Car dealerships are like the government - totally male and totally clueless. Why don't they just reveal the big price secrets so they don't have such an unfair advantage that pisses everybody off? Their secrecy about pricing creates distrust. Why don't they hire more women?

I take the pen and notice that my stiff fingers are scraped and bleeding. I inconspicuously wipe my hand on my lap, but smudges of blood appear on the paper as I sign the highlighted places. Feeling like I've been in a car wreck, I laugh manically and pass the clipboard back to Steven, who looks at me quizzically.

A few minutes later my new car with the manual transmission jerks violently into the street. I am shocked and horrified by the color, which looked so different in the brochure. I drive home in a daze, unaware of the streets or of turning, or of time.

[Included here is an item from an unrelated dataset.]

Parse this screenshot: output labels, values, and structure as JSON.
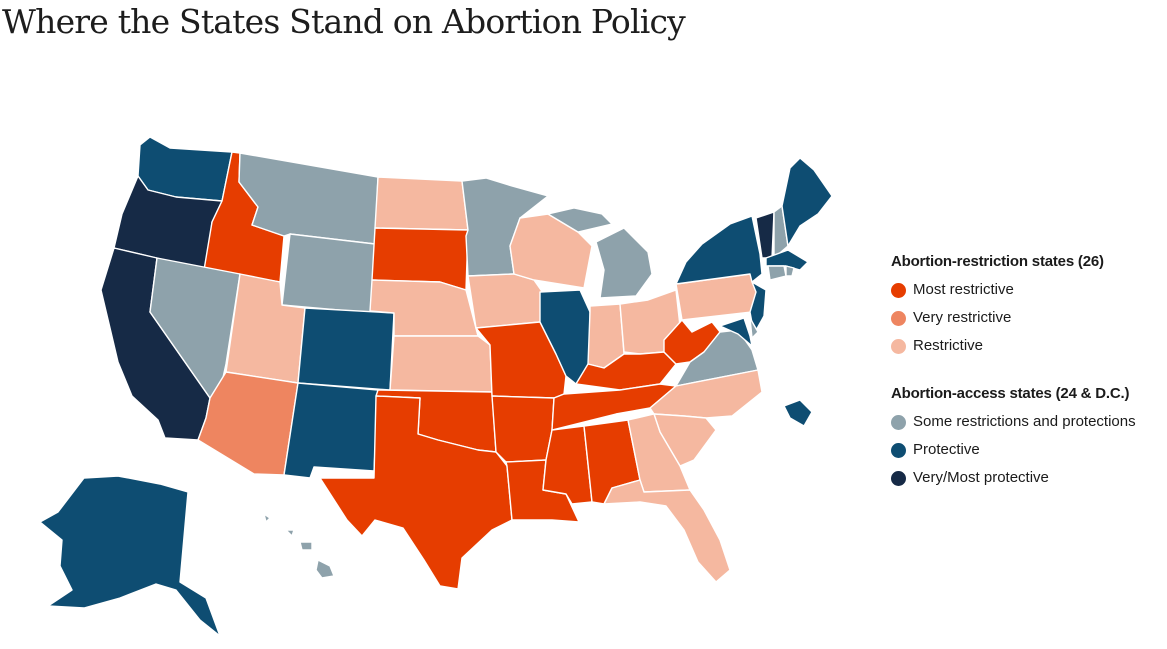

At that time in my life I didn't have the joy of recreational profanity as a balancing influence. I was trying hard to be a competent and participatory citizen in our great capitalist democracy. Now I turn away. Now I open my coat. Now I watch you twist and turn, saying you can't sell the car for that price, that you paid more for the car than what I offered, and I watch you as you watch me participate in my own oppression and attach myself to that trinket that you control.

You fucking asshole.

Friday, November 05, 2004

The Vortex of Hell

I have been in the vortex of hell and I know its' name:
Parent-Teacher Conferences.

In a dream last night hundreds of souls flooded through the junior high school. Circling. Looking. Desiring. Teachers, holding their gavels, sat at tables around the circumference of the gymnasium. They faced inward as parents slowly filed by, searching for the one to set them free.

A boy lives in a campground with his mother and three younger sisters. He can't always do his homework because the trailer is so small and the little girls need the lights turned out early. Their car broke down and as they waited for help they witnessed a crime.

A mother rushes up to a table, eyes bulging, gnashing her teeth. Her son is not on the honor roll.

The professionals saunter around, green eyes shining. They wear their job title like smudged lipstick, and occasionally experience vertigo as their minds cover gnawing thoughts with layers of diplomas and degrees. "My daughter did badly on the test because it was too easy!" the mother shrieks. Their daughter cannot be average.

A boy, distraught, begs for mercy. "I didn't have any missing assignments! You made a mistake! You have to call my mother and tell her! She will come down hard on me! You have to call her!" Men carry him away, and he does not struggle.

Children of the damned roll on the floor through the legs of the crowd while they wait for their turn at junior high.

And the principal and vice principal mingle and boast, laugh and turn. They catch one table empty, take a backward glance, spin and watch. The weight of constant surveillance bends their bones into organic shapes that will become future sculptures on the beaches of the apocalypse.

A boy whispers in my ear. And smiles.

A teacher believes the country will be taken down from within.

A 13 year old girl holds her bald baby, eyes darting around the crowd.

AJ calls and she is crying. Hurrying home in the pouring rain, she saw someone hit by a car on the dark empty streets of New York City. A deafening blow, and he is thrown through the air, landing at her feet on the wet pavement, unable to move, screaming for his girlfriend. The man who hit him sits in his van, silently watching before he drives away.

In my dream I wake up suddenly without my phone. The mother is mad at her son. The professionals are planning plans for the future. One hundred people are getting married in white dresses in a park. The kids eat ice cream. Birds fly overhead.